Featured in the photo above are Joseph Henry Maiden (L) and Charles Moore (R), directors of the Garden from 1896-1923 and 1848-1896 respectively.
By drinking the Distillery Botanica Rather Royal Gin, you can be helping Garden’s conservation programs which will benefit from the proceeds of the sales. According to Kim Ellis, Executive Director of the Botanic Gardens & Centennial Parklands, “Here in Australia, 10 per cent of our native plant species are listed as endangered, with a number of threats to our unique plant life, including climate change, invasive pathogens and habitat destruction.”

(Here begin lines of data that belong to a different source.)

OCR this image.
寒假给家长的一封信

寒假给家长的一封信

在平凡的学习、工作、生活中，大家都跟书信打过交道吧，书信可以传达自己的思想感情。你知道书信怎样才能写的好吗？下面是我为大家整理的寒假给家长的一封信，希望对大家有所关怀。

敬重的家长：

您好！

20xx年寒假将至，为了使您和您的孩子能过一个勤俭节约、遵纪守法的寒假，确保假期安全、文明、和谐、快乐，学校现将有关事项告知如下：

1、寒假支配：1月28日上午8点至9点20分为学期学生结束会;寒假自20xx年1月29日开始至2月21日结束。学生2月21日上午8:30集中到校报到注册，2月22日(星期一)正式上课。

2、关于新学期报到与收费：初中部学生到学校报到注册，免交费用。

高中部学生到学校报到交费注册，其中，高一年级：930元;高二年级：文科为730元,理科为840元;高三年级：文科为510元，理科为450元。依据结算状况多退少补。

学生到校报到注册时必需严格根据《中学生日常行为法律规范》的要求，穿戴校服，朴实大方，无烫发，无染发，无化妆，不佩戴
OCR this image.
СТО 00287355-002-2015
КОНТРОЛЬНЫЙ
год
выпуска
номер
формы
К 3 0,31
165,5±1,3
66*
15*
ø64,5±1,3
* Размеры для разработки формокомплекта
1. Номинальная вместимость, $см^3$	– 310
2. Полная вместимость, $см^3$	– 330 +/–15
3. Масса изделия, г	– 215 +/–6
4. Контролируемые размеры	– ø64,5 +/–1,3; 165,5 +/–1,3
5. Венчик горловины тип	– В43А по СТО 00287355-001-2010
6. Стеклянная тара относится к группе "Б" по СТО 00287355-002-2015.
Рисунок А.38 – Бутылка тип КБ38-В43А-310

Distillery Botanica Rather Royal Gin Tasting Notes
- Country of Origin: Australia
- ABV: 42%
- Colour: clear and viscous
- Nose: fresh herbaceous notes are followed by soft floral aromas, like the scent of a garden in the rain
- Palate: starts fresh and juniper forward and progresses to warm culinary spice then slowly fades into lingering floral notes, mainly of rose and chamomile
- Comments: this a gin that is begging for a Martini. Distiller Philip Moore recommends it with a rinse of Noilly Prat vermouth and a lemon twist. In a G&T, go easy on the tonic and choose a tonic that doesn’t overpower the elegant nuances of the gin.